Irina Rozovsky: In fact, the very first image in the book (not counting the images on the cover) was originally the very last one. I like the idea of the book being read backwards in the same way as it’s read front to back. (In Hebrew, you flip the other way.) It’s a way to get back to the beginning when there was nothing—the man running like a speck down the mountain could be the last man on earth, but could just as well be the first. And in the last photo there is a release (as opposed to resolution). It’s a chance to start over, a clean start, one of the first days. There was light. The history of mankind, with all its troubles, is just another story. I don’t know a better way to say it than what Chris Killip writes at the beginning of In Flagrante: The book is a fiction about metaphor.

If readers could leave with half of what you responded to, I’d be thrilled. But, two short anecdotes: 1) A curator of a Jewish institution who was recently looking at the work didn’t approve of the project on the basis that Israel here was unrecognizable, and went as far as suspecting that I had made some images in the Hamptons and Upstate New York. 2) A Haitian security guard who worked at the entrance of the photo lab I frequented when I was producing the work once asked what I was working on. When I told him I had made photographs in Israel he was awestruck and exclaimed: “If I told anyone at home that I know someone who’s been to the birthplace of Jesus, they wouldn’t believe me.”

Here are two sides of the same coin that I attempt to flip in One to Nothing. On the one hand is Israel as a larger-than-life, mythological, intangible place that lives in our minds, whose exact image we struggle to conjure but hold very dear.
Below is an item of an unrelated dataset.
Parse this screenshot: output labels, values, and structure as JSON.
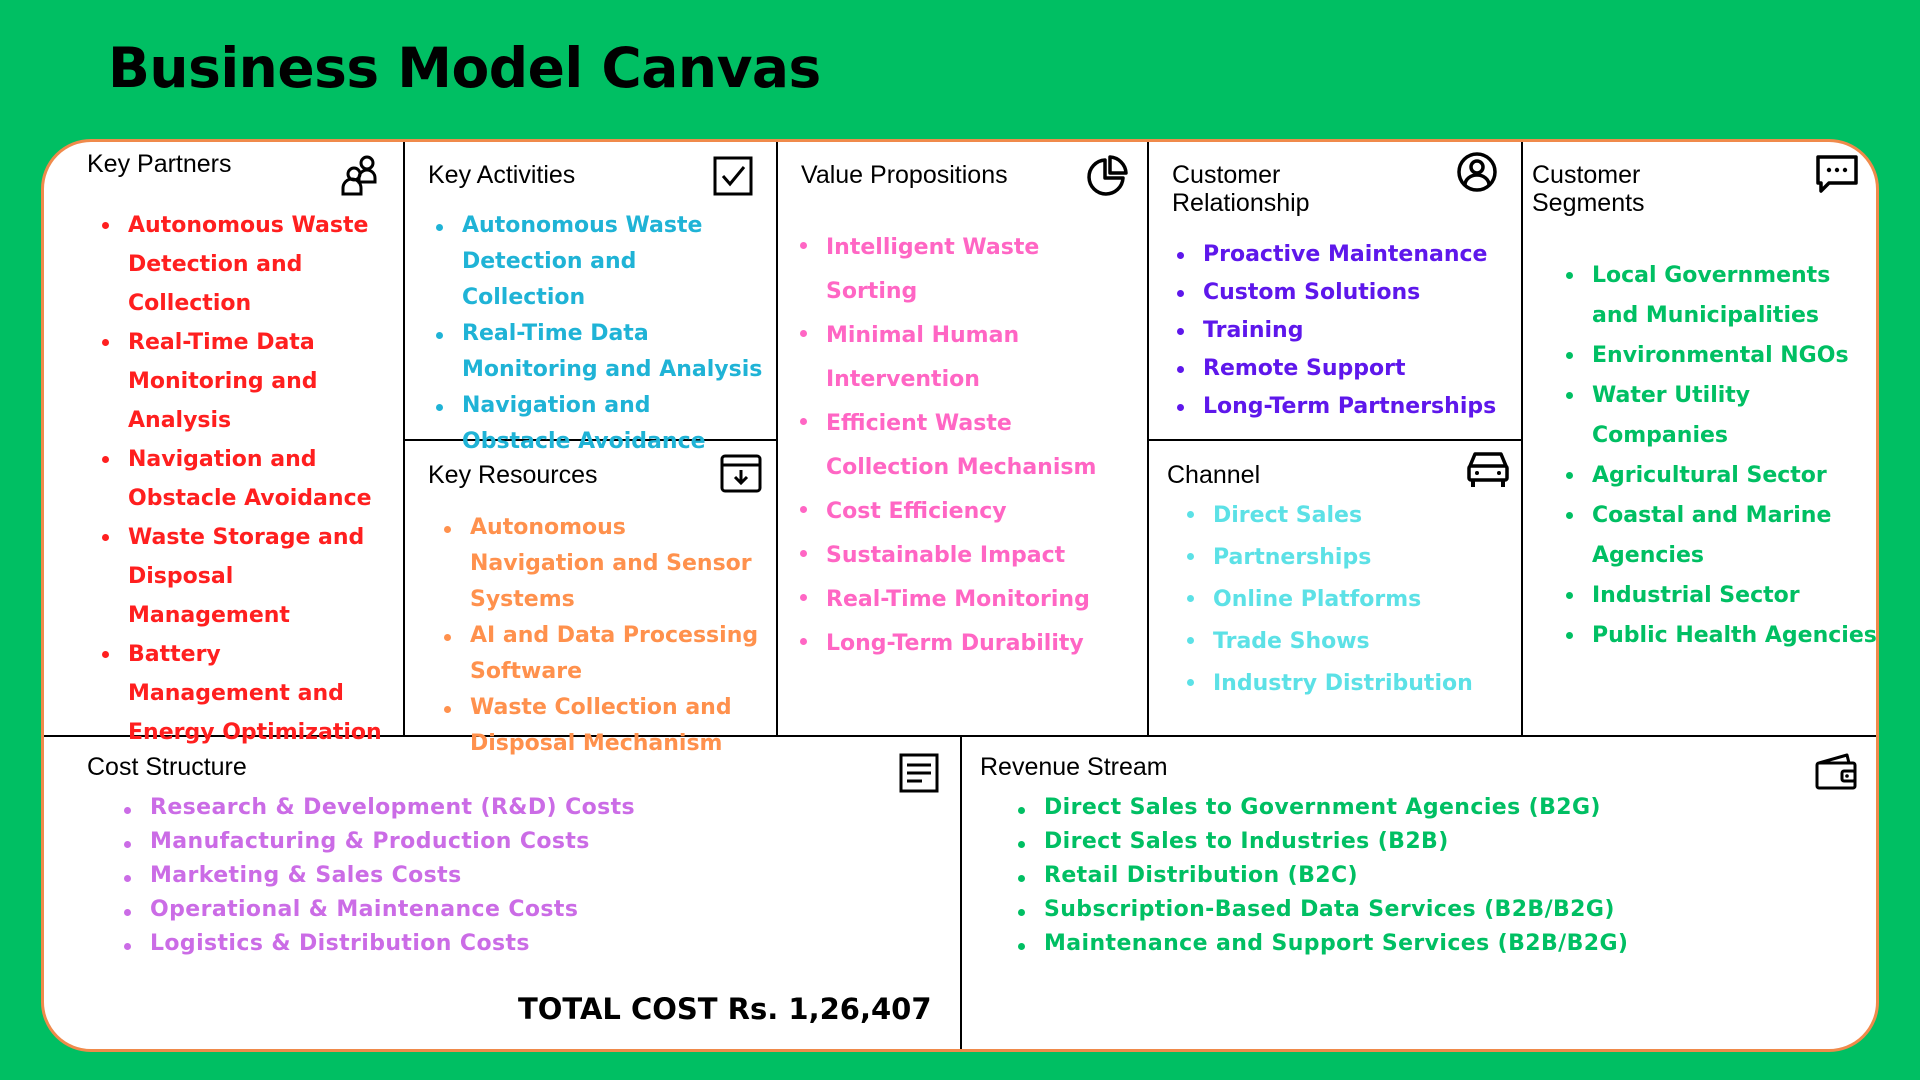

On the other hand is Israel as a defined, real place—a small country delineated on a map like any other country, with a terrain that is similar to other terrains, and people who are living a common day-to-day. It is in the space between these two polarities that the reader has room to roam and visit, to believe and to doubt.

Stanly Wolukau-Wanambwa

Stanley Wolukau-Wanambwa is the editor of The Great Leap Sideways, a website primarily concerned with an attentive exploration of contemporary photography.